Les parties ont été régulièrement averties du jour de l'audience.
Ont été entendus au cours de l'audience publique :
- le rapport de Mme Pena,
- les conclusions de Mme Delamarre, rapporteur public,
- et les observations de Me F...représentant M.D..., de Me A...représentant l'Institut de France et de MeB..., représentant l'Académie française.
1. Considérant que M.D..., recruté comme chauffeur par l'Académie française par un contrat de travail à durée indéterminée en date du 6 septembre 1993 signé pour le secrétaire perpétuel, par son chef de cabinet, a été licencié suite à la suppression de son poste par une décision du directeur de cabinet du secrétaire perpétuel du 16 septembre 2002 ; que cette décision a été annulée par jugement du tribunal administratif de Paris du 30 mai 2007 au motif que si ledit directeur justifiait d'une délégation de cette autorité, il ne justifiait pas pour autant de sa compétence en matière de gestion du personnel, laquelle relève de l'Institut de France ; que, par un arrêt du 18 mars 2009, la cour administrative de Paris a rejeté la requête de l'Académie française tendant à l'annulation de ce jugement aux motifs que, l'appelante n'ayant pu justifier d'aucun texte lui conférant un statut autonome de personne publique ayant compétence en matière de personnel, ni d'une délégation de l'Institut de France, établissement public administratif chargé de la gestion commune des Académies, l'employeur de l'intéressé ne pouvait être que l'Institut, que le contrat liant l'Académie française à M. D...était donc entaché d'incompétence et que l'Académie n'établissait pas qu'aucun emploi de chauffeur ou emploi de niveau équivalent, voire, à défaut d'un tel emploi, aucun autre emploi, ne pouvait à l'époque être proposé à M. D...par l'Institut de France ; que, par un arrêt du 18 février 2013, la Cour a rejeté, après l'avoir jugée recevable, la tierce opposition formée par l'Institut de France contre cet arrêt ; que M.D..., qui soutient que l'Académie française ne s'est pas acquittée de l'ensemble de ses obligations à la suite de ce dernier arrêt, demande à la Cour de prononcer les mesures rendues nécessaires à sa bonne exécution ; que le président de la Cour a procédé, par ordonnance du 9 avril 2018, à l'ouverture d'une procédure juridictionnelle en application des dispositions de l'article R. 921-6 du code de justice administrative ;
2. Considérant qu'aux termes de l'article L. 911-4 du code de justice administrative :
" En cas d'inexécution d'un jugement ou d'un arrêt, la partie intéressée peut demander au tribunal administratif ou à la cour administrative d'appel qui a rendu la décision d'en assurer l'exécution. / Toutefois, en cas d'inexécution d'un jugement frappé d'appel, la demande d'exécution est adressée à la juridiction d'appel. / Si le jugement ou l'arrêt dont l'exécution est demandée n'a pas défini les mesures d'exécution, la juridiction saisie procède à cette définition.
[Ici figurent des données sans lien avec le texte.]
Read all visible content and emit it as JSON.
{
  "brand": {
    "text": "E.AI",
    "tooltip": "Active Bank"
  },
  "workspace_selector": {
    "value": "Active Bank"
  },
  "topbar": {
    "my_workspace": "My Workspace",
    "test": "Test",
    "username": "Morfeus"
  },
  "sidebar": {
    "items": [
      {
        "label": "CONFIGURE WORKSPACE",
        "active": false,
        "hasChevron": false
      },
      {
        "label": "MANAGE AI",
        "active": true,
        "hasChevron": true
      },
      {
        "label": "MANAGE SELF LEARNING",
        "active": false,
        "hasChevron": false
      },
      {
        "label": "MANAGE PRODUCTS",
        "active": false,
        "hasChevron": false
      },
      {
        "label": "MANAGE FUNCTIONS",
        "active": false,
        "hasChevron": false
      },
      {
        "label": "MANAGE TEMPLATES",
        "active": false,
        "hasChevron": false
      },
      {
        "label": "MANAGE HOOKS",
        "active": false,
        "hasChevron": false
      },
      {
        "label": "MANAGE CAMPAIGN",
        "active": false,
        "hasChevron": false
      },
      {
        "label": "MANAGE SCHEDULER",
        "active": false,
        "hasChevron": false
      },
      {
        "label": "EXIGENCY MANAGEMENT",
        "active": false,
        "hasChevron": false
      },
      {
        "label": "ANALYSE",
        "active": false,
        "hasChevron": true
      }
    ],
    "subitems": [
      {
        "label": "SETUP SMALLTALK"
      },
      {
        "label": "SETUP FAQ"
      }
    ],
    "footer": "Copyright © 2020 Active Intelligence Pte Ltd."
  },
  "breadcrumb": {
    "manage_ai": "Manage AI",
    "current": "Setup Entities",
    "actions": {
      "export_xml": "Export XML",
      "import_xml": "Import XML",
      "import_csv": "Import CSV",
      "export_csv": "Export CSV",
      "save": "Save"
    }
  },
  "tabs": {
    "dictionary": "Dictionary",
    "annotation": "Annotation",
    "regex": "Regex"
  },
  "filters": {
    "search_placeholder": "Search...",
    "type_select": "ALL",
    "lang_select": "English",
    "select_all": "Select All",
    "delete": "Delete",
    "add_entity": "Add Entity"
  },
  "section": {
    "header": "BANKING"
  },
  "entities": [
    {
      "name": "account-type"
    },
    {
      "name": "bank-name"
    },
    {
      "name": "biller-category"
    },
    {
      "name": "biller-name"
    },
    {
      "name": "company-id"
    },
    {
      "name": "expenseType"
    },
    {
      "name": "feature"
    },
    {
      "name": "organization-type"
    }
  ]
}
Elle peut fixer un délai d'exécution et prononcer une astreinte. " ;
3. Considérant, d'une part, qu'il résulte de ces dispositions qu'en l'absence de définition, par le jugement ou l'arrêt dont l'exécution lui est demandée, des mesures qu'implique nécessairement cette décision, il appartient au juge saisi sur le fondement de l'article L. 911-4 du code de justice administrative d'y procéder lui-même en tenant compte des situations de droit et de fait existant à la date de sa décision ; que, si la décision faisant l'objet de la demande d'exécution prescrit déjà de telles mesures en application de l'article L. 911-1 du même code, il peut, dans l'hypothèse où elles seraient entachées d'une obscurité ou d'une ambigüité, en préciser la portée ; que, le cas échéant, il lui appartient aussi d'en édicter de nouvelles en se plaçant, de même, à la date de sa décision, sans toutefois pouvoir remettre en cause celles qui ont précédemment été prescrites ni méconnaître l'autorité qui s'attache aux motifs qui sont le soutien nécessaire du dispositif de la décision juridictionnelle dont l'exécution lui est demandée ; qu'en particulier, la rectification des erreurs de droit ou de fait dont serait entachée la décision en cause ne peut procéder que de l'exercice, dans les délais fixés par les dispositions applicables, des voies de recours ouvertes contre cette décision ;
4. Considérant, d'autre part, qu'il appartient au juge saisi sur le fondement de l'article
L. 911-4 d'apprécier l'opportunité de compléter les mesures déjà prescrites ou qu'il prescrit lui-même par la fixation d'un délai d'exécution et le prononcé d'une astreinte suivi, le cas échéant, de la liquidation de celle-ci, en tenant compte tant des circonstances de droit et de fait existant à la date de sa décision que des diligences déjà accomplies par les parties tenues de procéder à l'exécution de la chose jugée ainsi que de celles qui sont encore susceptibles de l'être ;
5. Considérant qu'il résulte nécessairement des deux arrêts précités de la Cour administrative d'appel de Paris que l'employeur de l'intéressé a toujours été, en réalité, l'Institut de France dès lors que l'Académie française ne disposait pas au moment des faits, ainsi qu'il a été dit, d'une gestion autonome ;
6. Considérant que l'annulation de la décision du 16 septembre 2002 prononçant le licenciement de M. D...pour irrégularité implique nécessairement une régularisation de sa situation juridique dont il appartient à l'Institut de France de déterminer les modalités, dans la limite des droits résultant du contrat initial ; qu'il y a lieu, par suite, de le lui enjoindre, y compris en ce qui concerne les droits sociaux de l'intéressé, dans un délai de trois mois à compter de la notification du présent arrêt, sans qu'il soit besoin pour autant d'assortir cette injonction d'une astreinte ;
Sur les conclusions tendant à l'application de l'article L. 761-1 du code de justice administrative :
7. Considérant que, dans les circonstances de l'espèce il y a lieu de mettre à la charge de l'Institut de France une somme de 2 000 euros au titre des frais exposés par M. D...et non compris dans les dépens.
DÉCIDE :
Article 1er : Il est enjoint à l'Institut de France de procéder à la régularisation de la situation juridique de M. D...dans un délai de trois mois à compter de la notification du présent arrêt.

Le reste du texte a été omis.